Liputan6.com, Bogota - Kolombia telah menggelar referendum pada Minggu 2 Oktober waktu setempat, sebagai tindak lanjut dari perjanjian damai yang dilakukan pemerintah dan kelompok pemberontak sayap kiri FARC.
Perjanjian damai tersebut telah ditandatangani pada pekan lalu oleh Presiden Juan Manuel Santos dan pemimpin FARC Timoleon Jimenez setelah empat tahun melakukan negosiasi. Untuk membuatnya dapat berlaku, perjanjian itu perlu diratifikasi oleh rakyat.

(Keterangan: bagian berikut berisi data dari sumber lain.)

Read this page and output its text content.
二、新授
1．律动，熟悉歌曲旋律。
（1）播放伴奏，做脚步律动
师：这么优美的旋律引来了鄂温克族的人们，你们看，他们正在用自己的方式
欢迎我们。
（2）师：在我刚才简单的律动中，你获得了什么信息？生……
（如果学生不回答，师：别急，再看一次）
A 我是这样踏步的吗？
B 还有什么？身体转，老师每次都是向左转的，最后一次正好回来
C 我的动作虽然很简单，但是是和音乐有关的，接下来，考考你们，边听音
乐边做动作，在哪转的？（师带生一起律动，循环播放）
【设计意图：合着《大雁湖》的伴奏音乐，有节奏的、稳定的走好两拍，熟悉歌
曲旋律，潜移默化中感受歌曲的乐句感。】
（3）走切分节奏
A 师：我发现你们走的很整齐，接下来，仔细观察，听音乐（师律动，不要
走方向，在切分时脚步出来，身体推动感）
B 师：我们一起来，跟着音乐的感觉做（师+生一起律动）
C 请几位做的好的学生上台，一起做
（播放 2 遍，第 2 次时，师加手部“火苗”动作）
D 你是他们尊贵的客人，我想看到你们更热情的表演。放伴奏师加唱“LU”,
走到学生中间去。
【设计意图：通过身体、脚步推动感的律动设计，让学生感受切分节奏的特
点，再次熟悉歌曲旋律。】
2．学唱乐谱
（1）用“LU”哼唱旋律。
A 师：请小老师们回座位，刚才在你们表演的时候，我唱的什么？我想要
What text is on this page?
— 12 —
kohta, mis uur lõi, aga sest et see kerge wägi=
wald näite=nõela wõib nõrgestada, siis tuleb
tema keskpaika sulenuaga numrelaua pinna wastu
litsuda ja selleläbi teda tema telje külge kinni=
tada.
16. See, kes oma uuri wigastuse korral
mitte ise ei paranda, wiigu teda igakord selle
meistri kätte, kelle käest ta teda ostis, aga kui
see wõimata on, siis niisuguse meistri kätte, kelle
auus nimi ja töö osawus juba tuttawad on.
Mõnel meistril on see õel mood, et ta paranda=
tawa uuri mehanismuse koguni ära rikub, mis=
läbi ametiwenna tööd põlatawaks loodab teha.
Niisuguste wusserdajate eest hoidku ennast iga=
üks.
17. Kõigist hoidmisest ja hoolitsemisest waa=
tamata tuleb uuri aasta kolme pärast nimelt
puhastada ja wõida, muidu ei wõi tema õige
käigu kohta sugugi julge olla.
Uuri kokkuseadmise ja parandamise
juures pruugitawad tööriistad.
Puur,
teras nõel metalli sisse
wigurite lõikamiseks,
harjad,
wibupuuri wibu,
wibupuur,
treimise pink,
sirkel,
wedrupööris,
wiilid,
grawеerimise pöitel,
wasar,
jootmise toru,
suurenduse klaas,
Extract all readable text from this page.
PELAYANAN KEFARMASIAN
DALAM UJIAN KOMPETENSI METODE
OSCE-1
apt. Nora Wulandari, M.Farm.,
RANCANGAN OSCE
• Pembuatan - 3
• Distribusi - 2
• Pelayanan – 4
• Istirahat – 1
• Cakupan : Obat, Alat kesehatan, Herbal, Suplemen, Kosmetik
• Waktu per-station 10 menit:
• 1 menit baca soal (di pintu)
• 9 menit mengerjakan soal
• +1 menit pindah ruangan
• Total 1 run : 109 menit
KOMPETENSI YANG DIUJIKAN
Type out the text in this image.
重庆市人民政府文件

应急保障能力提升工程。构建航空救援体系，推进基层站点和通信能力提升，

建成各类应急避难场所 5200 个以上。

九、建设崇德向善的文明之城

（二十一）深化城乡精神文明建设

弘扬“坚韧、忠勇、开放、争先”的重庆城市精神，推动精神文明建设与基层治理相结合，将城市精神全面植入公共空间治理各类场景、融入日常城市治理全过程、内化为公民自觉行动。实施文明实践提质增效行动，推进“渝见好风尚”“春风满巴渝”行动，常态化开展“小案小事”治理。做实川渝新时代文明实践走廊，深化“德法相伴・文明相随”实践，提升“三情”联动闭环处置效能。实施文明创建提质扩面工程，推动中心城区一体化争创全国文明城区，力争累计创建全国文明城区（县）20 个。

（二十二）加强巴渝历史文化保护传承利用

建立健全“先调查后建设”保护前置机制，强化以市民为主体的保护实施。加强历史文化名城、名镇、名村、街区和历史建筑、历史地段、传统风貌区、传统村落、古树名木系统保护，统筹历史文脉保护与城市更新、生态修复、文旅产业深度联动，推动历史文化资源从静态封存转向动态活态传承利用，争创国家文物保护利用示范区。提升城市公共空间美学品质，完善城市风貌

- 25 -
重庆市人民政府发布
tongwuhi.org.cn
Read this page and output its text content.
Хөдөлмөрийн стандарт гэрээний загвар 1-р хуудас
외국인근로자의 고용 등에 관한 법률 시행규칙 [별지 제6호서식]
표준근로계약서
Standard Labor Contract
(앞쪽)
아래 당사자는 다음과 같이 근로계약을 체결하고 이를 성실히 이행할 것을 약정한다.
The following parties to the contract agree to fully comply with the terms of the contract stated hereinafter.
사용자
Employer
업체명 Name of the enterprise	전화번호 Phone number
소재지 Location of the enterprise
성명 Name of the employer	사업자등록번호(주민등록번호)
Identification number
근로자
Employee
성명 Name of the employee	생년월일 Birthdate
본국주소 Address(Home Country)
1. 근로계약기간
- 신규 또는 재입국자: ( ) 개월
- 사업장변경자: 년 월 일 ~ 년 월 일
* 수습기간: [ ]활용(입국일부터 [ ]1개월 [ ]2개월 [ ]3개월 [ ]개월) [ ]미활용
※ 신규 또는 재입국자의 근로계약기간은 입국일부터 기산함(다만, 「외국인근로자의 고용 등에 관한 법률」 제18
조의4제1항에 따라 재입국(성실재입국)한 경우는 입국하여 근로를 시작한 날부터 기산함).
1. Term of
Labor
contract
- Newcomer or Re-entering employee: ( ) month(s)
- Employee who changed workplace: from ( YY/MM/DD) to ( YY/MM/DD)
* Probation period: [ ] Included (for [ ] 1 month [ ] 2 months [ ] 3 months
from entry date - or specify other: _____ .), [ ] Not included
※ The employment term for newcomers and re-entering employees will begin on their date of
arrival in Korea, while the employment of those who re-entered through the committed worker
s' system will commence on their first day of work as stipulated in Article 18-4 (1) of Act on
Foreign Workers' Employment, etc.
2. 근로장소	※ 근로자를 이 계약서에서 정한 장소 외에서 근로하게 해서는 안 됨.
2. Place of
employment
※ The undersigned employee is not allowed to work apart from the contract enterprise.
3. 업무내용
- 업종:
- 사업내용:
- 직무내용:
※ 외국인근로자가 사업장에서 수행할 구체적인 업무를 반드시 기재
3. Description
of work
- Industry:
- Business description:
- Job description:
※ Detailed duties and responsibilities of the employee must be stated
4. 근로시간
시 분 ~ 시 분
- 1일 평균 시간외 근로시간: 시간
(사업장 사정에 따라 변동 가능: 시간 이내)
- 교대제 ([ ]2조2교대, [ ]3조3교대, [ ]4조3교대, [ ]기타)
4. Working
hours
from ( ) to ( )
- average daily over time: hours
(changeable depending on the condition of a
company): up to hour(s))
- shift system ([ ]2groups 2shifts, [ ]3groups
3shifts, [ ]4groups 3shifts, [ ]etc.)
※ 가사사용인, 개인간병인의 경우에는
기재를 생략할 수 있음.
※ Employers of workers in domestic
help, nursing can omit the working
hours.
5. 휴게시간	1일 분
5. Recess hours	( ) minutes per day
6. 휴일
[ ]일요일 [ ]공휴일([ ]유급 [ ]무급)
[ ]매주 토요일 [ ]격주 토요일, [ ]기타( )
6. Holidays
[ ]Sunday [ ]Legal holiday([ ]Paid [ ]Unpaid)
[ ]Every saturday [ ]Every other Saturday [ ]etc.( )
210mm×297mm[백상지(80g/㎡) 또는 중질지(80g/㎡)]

Namun, referendum tersebut membuahkan hasil yang mengejutkan sejumlah pihak. Sebanyak 50,24 persen rakyat Kolombia menolak untuk berdamai dengan kelompok FARC.
Advertisement
Dalam sebuah pidato, Presiden Santos menyebut dirinya menerima hasil referendum, namun ia akan terus berupaya untuk mencapai perdamaian. Pria kelahiran tahun 1951 itu pun masih tetap melakukan gencatan senjata dan telah meminta negosiator pergi ke Kuba untuk berkonsultasi dengan pemimpin FARC.
Sementara itu pemimpin FARC mengatakan, kelompoknya akan tetap berkomitmen untuk mengakhiri perang. Demikian seperti dikutip dari BBC, Senin (3/10/2016).
Kelompok pemberontak itu sebelumnya telah setuju untuk meletakkan senjata mereka setelah berkonflik dengan pemerintah selama 52 tahun. Namun sejumlah kritik menyebut, perjanjian damai antara Pemerintah Kolombia dan FARC terlalu lunak.
Mantan Wakil Presiden Kolombia sekaligus pihak yang menentang kesepakatan itu, Francisco Santos, mengatakan bahwa dirinya berharap akan ada kesepakatan yang lebih baik.
"Kemenangan 'tidak' (hasil referendum) adalah kemenangan bagi perdamaian dengan keadilan, itu adalah kemenangan bagi perdamaian dengan kemenangan dan rekonsialisasi. Kemenangan 'tidak' adalah kemenangan perdamaian yang lebih inklusif, damai yang mencakup kita semua, perdamaian yang lebih stabil," ujar Francisco Santos.
Sementara itu, Presiden Santos sebelumnya telah memperingatkan bahwa tak ada plan B untuk mengakhiri perang yang telah menewaskan sekitar 260 ribu orang.
Hasil referendum itu merupakan kemunduran baginya, yang sejak terpilih pada 2010 lalu telah berjanji untuk mengakhiri konflik yang menyebabkan delapan juta orang tergusur.
Kurang dari seminggu yang lalu, Santos dengan para pemimpin dunia dan para komandan FARC merayakan berakhirnya konflik bersenjata paling lama di Amerika Latin itu dengan menggelar upacara di kota bersejarah Cartagena.
Kelompok pemberontak tersebut membuat rencana untuk mengakhiri peperangan dan menjadi partai politik dalam waktu enam bulan.
Namun saat ini Presiden Santos harus menghadapi momen paling sulit, di mana rakyatnya justru menolak berdamai dengan kelompok pemberontak FARC.
Menurut koresponden BBC, jika Santos tetap bersikeras tak melakukan plan B, gencatan senjata antara kedua belah pihak akan berakhir dan perang kembali berlanjut.